Stone credited KSU Land Grant’s phenomenal growth to Benson’s foresight and his willingness to listen to his staff’s ideas. As a result, the university began the Third Thursday workshops, which have become a national model in sustainability education; added a mobile processing unit, which aid farmers around the state; introduced small and limited resource farmers to new types of livestock and crops; and developed an organic agriculture program for limited resource farmers who previously thought it would be too expensive or daunting a task to grow organically.
“Kentucky State empowered people to be different,” Stone said.

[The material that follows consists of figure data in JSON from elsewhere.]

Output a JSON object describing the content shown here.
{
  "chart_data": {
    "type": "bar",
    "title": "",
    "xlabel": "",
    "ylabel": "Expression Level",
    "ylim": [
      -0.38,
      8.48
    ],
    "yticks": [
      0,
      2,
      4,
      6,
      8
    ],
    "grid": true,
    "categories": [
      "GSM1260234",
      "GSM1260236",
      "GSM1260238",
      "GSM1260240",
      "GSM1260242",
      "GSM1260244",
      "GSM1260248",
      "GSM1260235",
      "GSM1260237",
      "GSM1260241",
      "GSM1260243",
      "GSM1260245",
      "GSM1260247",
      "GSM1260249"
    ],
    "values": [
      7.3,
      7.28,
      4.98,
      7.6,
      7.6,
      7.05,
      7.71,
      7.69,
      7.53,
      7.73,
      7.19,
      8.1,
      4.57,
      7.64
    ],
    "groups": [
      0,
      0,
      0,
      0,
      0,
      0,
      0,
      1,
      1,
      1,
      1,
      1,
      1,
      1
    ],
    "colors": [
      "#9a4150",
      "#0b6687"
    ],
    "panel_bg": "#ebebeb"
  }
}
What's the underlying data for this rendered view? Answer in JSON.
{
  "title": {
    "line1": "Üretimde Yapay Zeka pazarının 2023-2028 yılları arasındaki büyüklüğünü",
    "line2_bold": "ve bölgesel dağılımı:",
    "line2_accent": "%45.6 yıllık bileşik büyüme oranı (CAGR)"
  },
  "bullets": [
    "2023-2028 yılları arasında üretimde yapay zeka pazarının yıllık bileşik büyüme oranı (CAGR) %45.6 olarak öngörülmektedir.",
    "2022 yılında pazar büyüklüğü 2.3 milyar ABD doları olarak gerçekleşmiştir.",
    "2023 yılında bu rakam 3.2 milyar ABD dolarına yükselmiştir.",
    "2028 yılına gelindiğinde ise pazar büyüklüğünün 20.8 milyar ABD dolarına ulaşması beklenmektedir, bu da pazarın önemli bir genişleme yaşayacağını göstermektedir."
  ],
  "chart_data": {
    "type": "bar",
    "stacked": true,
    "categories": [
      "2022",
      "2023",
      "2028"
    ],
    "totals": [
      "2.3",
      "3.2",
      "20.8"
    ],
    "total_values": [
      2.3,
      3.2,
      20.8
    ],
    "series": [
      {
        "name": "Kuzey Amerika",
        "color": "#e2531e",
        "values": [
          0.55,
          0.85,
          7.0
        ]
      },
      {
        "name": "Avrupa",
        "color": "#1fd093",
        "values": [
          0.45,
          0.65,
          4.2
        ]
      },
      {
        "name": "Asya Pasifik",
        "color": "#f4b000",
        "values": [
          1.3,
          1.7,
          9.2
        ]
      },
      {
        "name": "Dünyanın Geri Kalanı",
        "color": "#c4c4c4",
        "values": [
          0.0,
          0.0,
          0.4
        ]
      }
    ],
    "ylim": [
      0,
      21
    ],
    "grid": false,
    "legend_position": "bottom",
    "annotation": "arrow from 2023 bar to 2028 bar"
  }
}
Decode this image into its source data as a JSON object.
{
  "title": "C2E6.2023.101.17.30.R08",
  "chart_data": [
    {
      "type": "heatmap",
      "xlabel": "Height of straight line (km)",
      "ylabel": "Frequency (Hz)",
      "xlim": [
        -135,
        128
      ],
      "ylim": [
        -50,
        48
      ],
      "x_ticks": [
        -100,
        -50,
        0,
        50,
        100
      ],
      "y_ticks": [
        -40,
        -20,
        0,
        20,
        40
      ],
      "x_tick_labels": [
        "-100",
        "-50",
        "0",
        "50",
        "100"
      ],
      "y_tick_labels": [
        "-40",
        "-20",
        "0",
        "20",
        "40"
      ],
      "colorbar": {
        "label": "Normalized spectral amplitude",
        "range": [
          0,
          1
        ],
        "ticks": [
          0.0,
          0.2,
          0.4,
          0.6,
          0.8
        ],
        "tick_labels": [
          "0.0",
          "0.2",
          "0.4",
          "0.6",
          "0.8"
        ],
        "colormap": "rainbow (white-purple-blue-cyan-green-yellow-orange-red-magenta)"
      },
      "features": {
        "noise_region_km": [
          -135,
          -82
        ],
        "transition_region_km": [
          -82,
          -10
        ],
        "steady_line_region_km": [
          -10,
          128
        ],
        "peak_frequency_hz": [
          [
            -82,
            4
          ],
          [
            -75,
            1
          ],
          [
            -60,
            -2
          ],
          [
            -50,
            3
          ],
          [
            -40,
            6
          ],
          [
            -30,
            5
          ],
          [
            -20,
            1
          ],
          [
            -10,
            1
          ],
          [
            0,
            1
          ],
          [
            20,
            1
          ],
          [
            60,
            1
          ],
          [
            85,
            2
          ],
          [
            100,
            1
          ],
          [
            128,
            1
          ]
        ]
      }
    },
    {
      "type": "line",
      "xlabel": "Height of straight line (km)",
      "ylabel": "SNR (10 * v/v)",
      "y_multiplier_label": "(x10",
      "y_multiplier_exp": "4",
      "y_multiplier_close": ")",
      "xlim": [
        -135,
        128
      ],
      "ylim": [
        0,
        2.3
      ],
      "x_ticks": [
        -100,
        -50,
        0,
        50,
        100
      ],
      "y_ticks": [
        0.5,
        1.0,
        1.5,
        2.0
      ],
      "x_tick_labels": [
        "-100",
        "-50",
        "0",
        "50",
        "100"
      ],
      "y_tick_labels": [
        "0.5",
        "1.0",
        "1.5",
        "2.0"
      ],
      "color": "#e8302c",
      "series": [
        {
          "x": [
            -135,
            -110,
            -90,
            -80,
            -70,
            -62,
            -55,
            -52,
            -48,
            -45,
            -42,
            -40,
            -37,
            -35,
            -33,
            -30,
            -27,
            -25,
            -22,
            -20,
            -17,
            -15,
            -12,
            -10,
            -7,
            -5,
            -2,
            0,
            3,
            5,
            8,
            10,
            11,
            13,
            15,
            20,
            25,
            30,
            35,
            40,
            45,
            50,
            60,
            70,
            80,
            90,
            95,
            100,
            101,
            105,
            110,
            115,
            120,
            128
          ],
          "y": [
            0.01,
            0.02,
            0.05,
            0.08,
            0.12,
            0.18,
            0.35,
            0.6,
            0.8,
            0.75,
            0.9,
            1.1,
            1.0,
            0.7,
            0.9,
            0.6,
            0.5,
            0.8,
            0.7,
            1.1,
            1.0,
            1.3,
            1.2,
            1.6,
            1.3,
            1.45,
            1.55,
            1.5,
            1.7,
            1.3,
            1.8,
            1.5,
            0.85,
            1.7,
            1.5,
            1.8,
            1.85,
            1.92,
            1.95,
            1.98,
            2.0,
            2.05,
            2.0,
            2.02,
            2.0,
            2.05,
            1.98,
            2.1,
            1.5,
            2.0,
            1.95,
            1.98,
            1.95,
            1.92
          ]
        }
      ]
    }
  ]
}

The center’s slogan is Affirming the Promise, Continuing the Legacy. The university has served thousands of farmers and families through its outreach efforts and programs and will continue to do so, Sias said. The new building affirms that promise KSU made when it became an 1890 Land Grant institution to serve the community, and now it can grow its efforts.
“This is our dream, our vision and our hope,” Sias said.